Berhubung ini pertama kalinya aku bertemu orang tua Mas Aji, tidak mungkin aku datang dengan wajah kuyu dan tanpa make-up seperti sekarang. Apalagi lipstik waterproof milik Erin sudah perlahan memudar karena makan gorengan tadi. Aku pun tak punya alat make up selengkap milik Erin yang selalu dibawa ke kantor.
"Mas, enggak apa-apa wajahku lusuh begini?" tanyaku pada Mas Aji yang fokus di belakang kemudi.
Kali ini ia sekilas menatapku. Tak berapa lama, mobil menepi. Aku sedikit bingung, mobil Mas Aji berhenti di depan salon dengan plang besarnya, Salon Dewi Beauty.
"Ayo, turun," ucapnya.
"Memang aku mau ke salon, Mas?" Mas Aji mengangguk.
"Wah, aku diajak ke salon, nih! Baik banget Mas Aji," pujiku pada sosok di sampingku, sedang yang dipuji senyam senyum saja.
Seorang wanita menghampiri kami. Setelah menyampaikan maksudku, aku dipersilakannya duduk di sebuah kursi kosong. Mas Aji memilih mengambil majalah ada di rak salon. Ia angkat kaki kanannya di atas kaki kiri sebagai penyangga, membuka majalah itu dan mulai fokus membaca.
Hampir semua pengunjung salon beserta pegawainya adalah perempuan. Namun, Mas Aji merasa tidak risih. Ia cuek saja membolak-balik majalah di tangannya.
"Suaminya sabar banget, ya, Mbak," ucap pegawai salon, hampir saja aku tak menyadari bahwa yang dimaksud mbak pegawai salon adalah Mas Aji. 'Tetapi dia bukan suami saya,' ucapku dalam hati dan urung kusampaikan.
"Padahal banyak suami paling malas kalau menunggu istrinya di salon, diajak belanja. Mbak beruntung banget, ya. Sudah suaminya ganteng, sabar. Wah, suami idaman banget!" Kok, si mbak yang malah tampak gemas.

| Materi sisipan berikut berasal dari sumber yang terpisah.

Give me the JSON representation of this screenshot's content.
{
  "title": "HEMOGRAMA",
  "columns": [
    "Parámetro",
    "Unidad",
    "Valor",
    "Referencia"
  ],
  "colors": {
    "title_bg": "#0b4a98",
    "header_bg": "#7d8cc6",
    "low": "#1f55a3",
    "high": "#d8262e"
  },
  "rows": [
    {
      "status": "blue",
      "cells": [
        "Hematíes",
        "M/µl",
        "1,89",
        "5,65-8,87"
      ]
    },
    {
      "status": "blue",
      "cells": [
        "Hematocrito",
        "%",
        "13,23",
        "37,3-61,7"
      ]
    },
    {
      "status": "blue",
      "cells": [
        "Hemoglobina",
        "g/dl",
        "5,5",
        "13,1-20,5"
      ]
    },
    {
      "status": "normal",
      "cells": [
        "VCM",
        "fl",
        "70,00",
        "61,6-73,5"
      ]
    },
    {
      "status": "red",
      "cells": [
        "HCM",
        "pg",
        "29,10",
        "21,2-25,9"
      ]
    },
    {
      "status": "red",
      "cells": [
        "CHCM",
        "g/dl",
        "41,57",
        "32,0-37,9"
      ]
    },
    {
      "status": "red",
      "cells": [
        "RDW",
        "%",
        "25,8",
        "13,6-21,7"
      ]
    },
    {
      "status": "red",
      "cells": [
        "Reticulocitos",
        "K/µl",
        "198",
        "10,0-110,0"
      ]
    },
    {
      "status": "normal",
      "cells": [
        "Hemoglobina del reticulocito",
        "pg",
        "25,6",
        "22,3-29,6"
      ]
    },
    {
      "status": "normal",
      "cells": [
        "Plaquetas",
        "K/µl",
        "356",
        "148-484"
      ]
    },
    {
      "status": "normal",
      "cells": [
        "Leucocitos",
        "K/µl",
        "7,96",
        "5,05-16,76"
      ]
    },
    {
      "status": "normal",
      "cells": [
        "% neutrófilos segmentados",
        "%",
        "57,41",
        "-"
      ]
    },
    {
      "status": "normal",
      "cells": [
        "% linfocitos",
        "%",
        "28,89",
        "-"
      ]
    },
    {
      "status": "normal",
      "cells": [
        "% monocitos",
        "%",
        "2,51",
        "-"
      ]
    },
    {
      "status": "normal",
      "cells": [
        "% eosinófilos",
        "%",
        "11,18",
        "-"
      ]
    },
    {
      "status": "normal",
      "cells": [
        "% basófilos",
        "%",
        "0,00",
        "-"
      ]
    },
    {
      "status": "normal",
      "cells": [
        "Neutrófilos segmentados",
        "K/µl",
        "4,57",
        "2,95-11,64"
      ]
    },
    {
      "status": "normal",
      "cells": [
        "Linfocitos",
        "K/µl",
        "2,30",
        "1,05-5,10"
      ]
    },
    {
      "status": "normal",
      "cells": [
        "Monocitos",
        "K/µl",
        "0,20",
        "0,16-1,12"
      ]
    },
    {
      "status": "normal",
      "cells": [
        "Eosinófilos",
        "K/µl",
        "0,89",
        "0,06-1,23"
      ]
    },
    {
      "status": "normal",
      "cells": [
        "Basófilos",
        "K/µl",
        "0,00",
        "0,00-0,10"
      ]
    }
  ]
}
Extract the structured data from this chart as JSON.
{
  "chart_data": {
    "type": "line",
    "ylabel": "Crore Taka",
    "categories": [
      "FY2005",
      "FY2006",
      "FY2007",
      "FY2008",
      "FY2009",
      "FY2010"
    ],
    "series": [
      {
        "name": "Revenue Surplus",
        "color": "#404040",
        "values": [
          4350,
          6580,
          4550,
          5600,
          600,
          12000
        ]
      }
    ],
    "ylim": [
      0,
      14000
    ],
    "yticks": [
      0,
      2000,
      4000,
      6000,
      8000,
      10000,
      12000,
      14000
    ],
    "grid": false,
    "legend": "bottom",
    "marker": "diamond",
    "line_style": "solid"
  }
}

Padahal, sih, kami sedang bersandiwara. Beruntungnya, yang diajak bersandiwara memang jago akting. Lagipula kalau tidak akan bertemu dengan orang tuanya, mana mau Mas Aji mengajakku ke salon. Jadi, mumpung sedang momen dia sedang baik, kuambil kesempatan itu.
KAMU SEDANG MEMBACA
Kamila
General FictionKamila adalah seorang gadis berusia 35 tahun yang dituntut untuk menikah. Cintanya pada seorang pemuda bernama Leo membuatnya bersikukuh untuk mempertahankan cintanya. Namun, di suatu waktu, ia terpaksa harus menerima perjodohan itu karena ibunya ya...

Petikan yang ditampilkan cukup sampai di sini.